What CIOs are really looking for in Artificial Intelligence (and how to avoid costly mistakes)

What CIOs are really looking for in Artificial Intelligence (and how to avoid costly mistakes)

Artificial intelligence is changing the rules of the business game. Since the boom in tools such as ChatGPT, AI has taken center stage in the digital transformation agenda. Unprecedented advances in efficiency, automation, and productivity are promised.

But in reality, many companies fail to take their AI projects beyond the pilot phase.

A recent Salesforce survey of more than 150 CIOs revealed a clear pattern: the challenges are not only technological, but also structural. Poorly integrated solutions, internally trained models without a long-term vision, and a weak connection to business data are holding back their true potential.

So what do CIOs really need from an AI solution?

1. Intelligence that understands the business (not just pretty answers)

Large language models (LLMs) are powerful, but if they don't understand the operational context—data, processes, customers, and internal policies—their usefulness is diluted.

Many technology leaders choose to develop their own models, but this often leads to high costs, technical complexity, and security risks. The key is to have AI that can securely and systematically access critical business information to make relevant and accurate decisions.

2. Solutions that scale, not endless pilots

Launching an AI pilot can be easy. The real challenge is bringing it into production, integrating it with existing systems, and adapting it as the business grows.

Too many solutions emerge as isolated products without a flexible architecture. When trying to expand their use, companies face technical friction, unexpected expenses, or dependence on custom developments. That's why CIOs prioritize modular platforms that are ready to integrate with business logic from the start.
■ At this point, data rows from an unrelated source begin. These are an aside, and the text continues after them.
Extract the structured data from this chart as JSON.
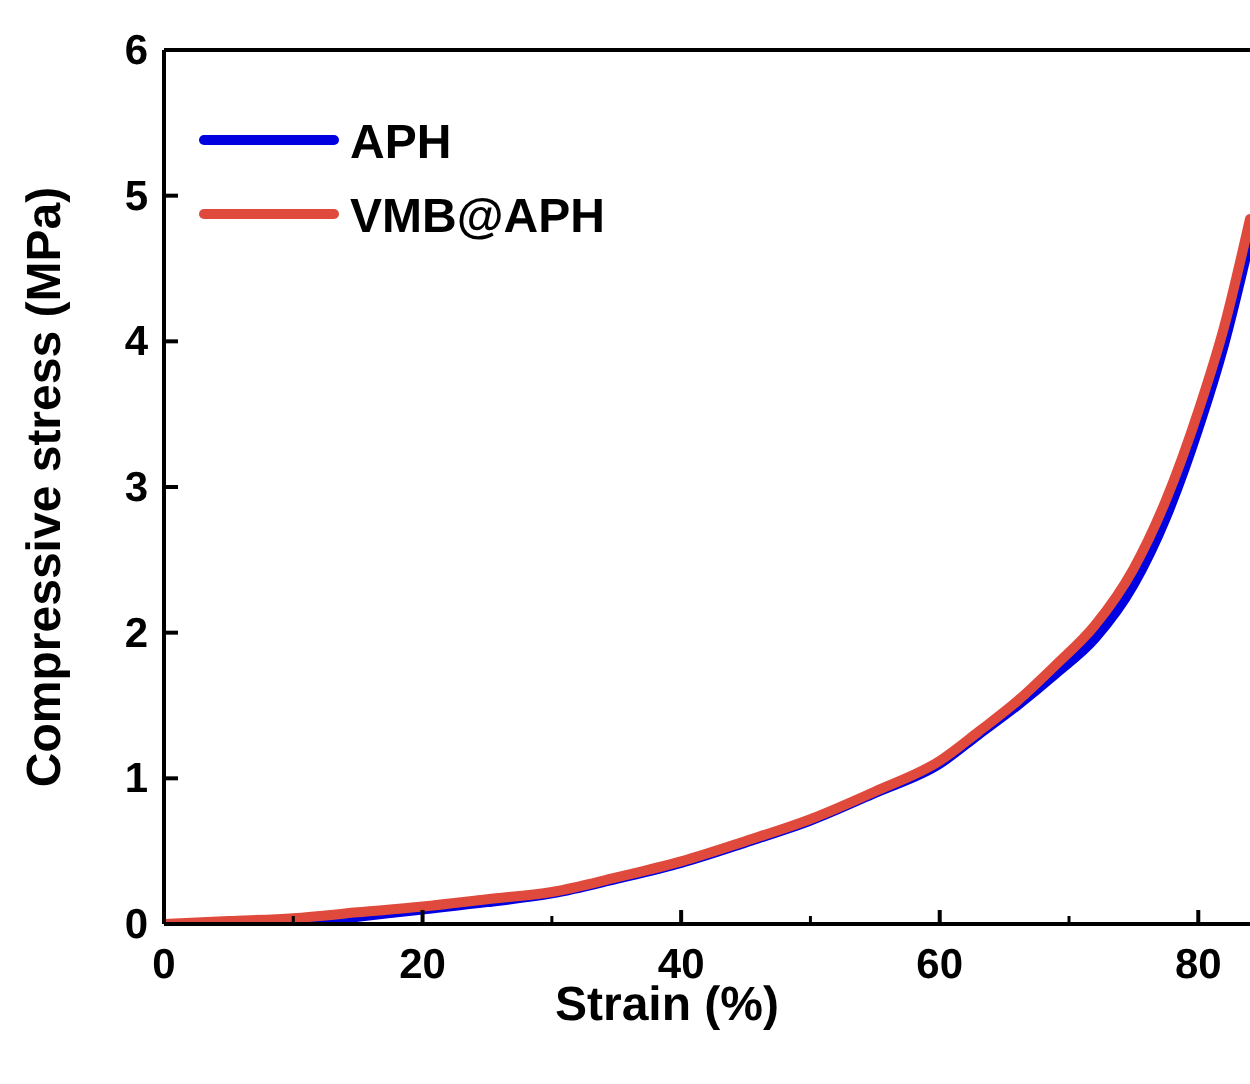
{
  "chart_data": {
    "type": "line",
    "xlabel": "Strain (%)",
    "ylabel": "Compressive stress (MPa)",
    "xlim": [
      0,
      84
    ],
    "ylim": [
      0,
      6
    ],
    "xticks": [
      0,
      20,
      40,
      60,
      80
    ],
    "yticks": [
      0,
      1,
      2,
      3,
      4,
      5,
      6
    ],
    "legend": "top left",
    "grid": false,
    "line_style": "solid",
    "series": [
      {
        "name": "APH",
        "color": "#0000e0",
        "x": [
          0,
          5,
          10,
          15,
          20,
          25,
          30,
          35,
          40,
          45,
          50,
          55,
          60,
          63,
          66,
          69,
          72,
          75,
          77.5,
          80,
          82,
          84
        ],
        "values": [
          0,
          0,
          0,
          0.05,
          0.1,
          0.15,
          0.21,
          0.31,
          0.42,
          0.56,
          0.71,
          0.9,
          1.1,
          1.3,
          1.5,
          1.72,
          1.96,
          2.33,
          2.79,
          3.4,
          3.98,
          4.7
        ]
      },
      {
        "name": "VMB@APH",
        "color": "#e04a3c",
        "x": [
          0,
          5,
          10,
          15,
          20,
          25,
          30,
          35,
          40,
          45,
          50,
          55,
          60,
          63,
          66,
          69,
          72,
          75,
          77.5,
          80,
          82,
          84
        ],
        "values": [
          0,
          0.02,
          0.04,
          0.08,
          0.12,
          0.17,
          0.22,
          0.32,
          0.43,
          0.57,
          0.72,
          0.91,
          1.12,
          1.32,
          1.53,
          1.78,
          2.05,
          2.44,
          2.91,
          3.52,
          4.1,
          4.84
        ]
      }
    ]
  }
}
3. Cross-functional AI that impacts the entire operation

Enterprise AI must go beyond the typical chatbot. Organizations need intelligent agents that collaborate with sales, marketing, support, human resources, and more.
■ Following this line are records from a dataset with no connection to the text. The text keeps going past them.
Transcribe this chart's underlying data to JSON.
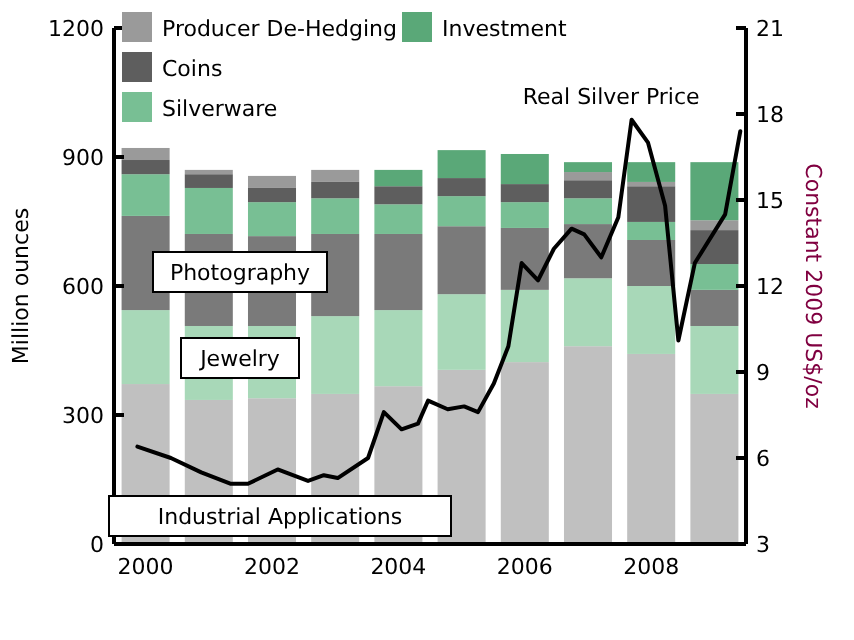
{
  "chart_data": {
    "type": "bar",
    "stacked": true,
    "x": [
      2000,
      2001,
      2002,
      2003,
      2004,
      2005,
      2006,
      2007,
      2008,
      2009
    ],
    "xlim": [
      1999.5,
      2009.5
    ],
    "xticks": [
      2000,
      2002,
      2004,
      2006,
      2008
    ],
    "ylim": [
      0,
      1200
    ],
    "yticks": [
      0,
      300,
      600,
      900,
      1200
    ],
    "y2lim": [
      3,
      21
    ],
    "y2ticks": [
      3,
      6,
      9,
      12,
      15,
      18,
      21
    ],
    "ylabel": "Million ounces",
    "y2label": "Constant 2009 US$/oz",
    "legend": "top left",
    "grid": false,
    "series": [
      {
        "color": "#c0c0c0",
        "values": [
          372,
          335,
          339,
          349,
          367,
          405,
          423,
          460,
          442,
          349
        ]
      },
      {
        "color": "#a8d8b8",
        "values": [
          172,
          172,
          168,
          181,
          177,
          176,
          168,
          158,
          158,
          158
        ]
      },
      {
        "color": "#7a7a7a",
        "values": [
          219,
          214,
          209,
          191,
          177,
          158,
          144,
          126,
          107,
          84
        ]
      },
      {
        "name": "Silverware",
        "color": "#78bf94",
        "values": [
          97,
          107,
          79,
          83,
          69,
          70,
          60,
          60,
          42,
          60
        ]
      },
      {
        "name": "Coins",
        "color": "#5e5e5e",
        "values": [
          33,
          32,
          33,
          38,
          42,
          42,
          42,
          42,
          83,
          79
        ]
      },
      {
        "name": "Producer De-Hedging",
        "color": "#9a9a9a",
        "values": [
          28,
          10,
          28,
          28,
          0,
          0,
          0,
          19,
          10,
          23
        ]
      },
      {
        "name": "Investment",
        "color": "#5aa878",
        "values": [
          0,
          0,
          0,
          0,
          38,
          65,
          70,
          23,
          46,
          135
        ]
      },
      {
        "name": "Real Silver Price",
        "type": "line",
        "axis": "y2",
        "color": "#000000",
        "x": [
          1999.87,
          2000.4,
          2000.88,
          2001.35,
          2001.62,
          2002.09,
          2002.57,
          2002.82,
          2003.04,
          2003.52,
          2003.77,
          2004.05,
          2004.31,
          2004.47,
          2004.78,
          2005.04,
          2005.26,
          2005.51,
          2005.74,
          2005.95,
          2006.21,
          2006.46,
          2006.74,
          2006.94,
          2007.21,
          2007.48,
          2007.69,
          2007.95,
          2008.22,
          2008.43,
          2008.69,
          2009.17,
          2009.41
        ],
        "values": [
          6.4,
          6.0,
          5.5,
          5.1,
          5.1,
          5.6,
          5.2,
          5.4,
          5.3,
          6.0,
          7.6,
          7.0,
          7.2,
          8.0,
          7.7,
          7.8,
          7.6,
          8.6,
          9.9,
          12.8,
          12.2,
          13.3,
          14.0,
          13.8,
          13.0,
          14.4,
          17.8,
          17.0,
          14.8,
          10.1,
          12.8,
          14.5,
          17.4
        ]
      }
    ],
    "annotations": [
      "Photography",
      "Jewelry",
      "Industrial Applications"
    ]
  }
}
A good example: automating the training of new salespeople with virtual assistants that simulate real conversations and offer feedback. Or assistants that manage orders, personalize recommendations, and respond proactively across multiple channels.

Useful AI doesn't just respond: it anticipates, acts, and adapts to the entire business flow.
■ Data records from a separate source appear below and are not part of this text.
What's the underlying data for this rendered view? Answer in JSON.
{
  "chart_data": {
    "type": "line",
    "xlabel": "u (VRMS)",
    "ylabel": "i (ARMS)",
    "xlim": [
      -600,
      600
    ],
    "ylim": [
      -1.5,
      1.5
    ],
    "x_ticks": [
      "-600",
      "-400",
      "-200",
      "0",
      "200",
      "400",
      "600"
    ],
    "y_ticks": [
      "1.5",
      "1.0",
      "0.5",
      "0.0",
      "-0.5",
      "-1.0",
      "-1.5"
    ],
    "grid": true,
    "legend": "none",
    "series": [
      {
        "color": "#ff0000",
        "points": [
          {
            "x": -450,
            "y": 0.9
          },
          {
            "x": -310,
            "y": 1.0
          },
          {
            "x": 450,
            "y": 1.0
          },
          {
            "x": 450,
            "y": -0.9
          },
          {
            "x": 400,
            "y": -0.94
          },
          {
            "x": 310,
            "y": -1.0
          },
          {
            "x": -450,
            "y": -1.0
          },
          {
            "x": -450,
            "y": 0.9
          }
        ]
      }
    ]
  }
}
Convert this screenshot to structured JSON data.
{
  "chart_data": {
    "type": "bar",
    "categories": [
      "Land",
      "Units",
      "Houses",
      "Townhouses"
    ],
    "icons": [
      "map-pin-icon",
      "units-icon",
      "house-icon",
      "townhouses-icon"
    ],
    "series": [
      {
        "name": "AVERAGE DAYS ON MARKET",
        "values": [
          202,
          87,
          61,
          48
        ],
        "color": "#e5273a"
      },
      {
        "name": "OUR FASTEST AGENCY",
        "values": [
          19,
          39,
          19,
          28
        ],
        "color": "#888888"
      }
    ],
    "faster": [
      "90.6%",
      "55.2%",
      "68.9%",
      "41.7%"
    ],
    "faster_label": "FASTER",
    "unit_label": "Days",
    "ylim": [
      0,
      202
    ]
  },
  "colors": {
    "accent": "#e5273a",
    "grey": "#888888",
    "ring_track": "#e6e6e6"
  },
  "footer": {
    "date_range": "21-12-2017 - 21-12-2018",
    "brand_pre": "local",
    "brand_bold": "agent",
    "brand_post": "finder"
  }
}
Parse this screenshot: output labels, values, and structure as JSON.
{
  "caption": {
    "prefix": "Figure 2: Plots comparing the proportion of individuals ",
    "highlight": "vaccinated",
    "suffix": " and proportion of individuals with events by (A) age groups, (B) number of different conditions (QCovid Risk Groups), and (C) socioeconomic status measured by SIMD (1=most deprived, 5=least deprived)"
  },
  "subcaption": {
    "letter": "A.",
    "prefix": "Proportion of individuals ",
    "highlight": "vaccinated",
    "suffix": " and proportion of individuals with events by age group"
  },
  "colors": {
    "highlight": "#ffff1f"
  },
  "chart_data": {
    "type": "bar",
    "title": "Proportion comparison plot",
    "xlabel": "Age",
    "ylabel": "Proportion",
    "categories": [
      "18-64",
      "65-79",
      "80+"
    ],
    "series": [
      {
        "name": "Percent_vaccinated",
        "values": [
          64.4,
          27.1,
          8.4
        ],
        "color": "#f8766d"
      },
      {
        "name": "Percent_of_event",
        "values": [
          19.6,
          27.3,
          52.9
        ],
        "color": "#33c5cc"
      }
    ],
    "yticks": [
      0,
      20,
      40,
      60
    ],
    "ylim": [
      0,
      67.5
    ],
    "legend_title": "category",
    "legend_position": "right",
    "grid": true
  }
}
Conclusion: less hype, more real impact

Artificial intelligence has the potential to completely transform organizations. But for that to happen, it must be built on three pillars: secure access to data, operational scalability, and native integration with existing infrastructure.

Without these foundations, AI remains a costly experiment.

Companies that are already seeing results know this well: it's not about creating models from scratch, but about adopting intelligent solutions designed to work with the business from within.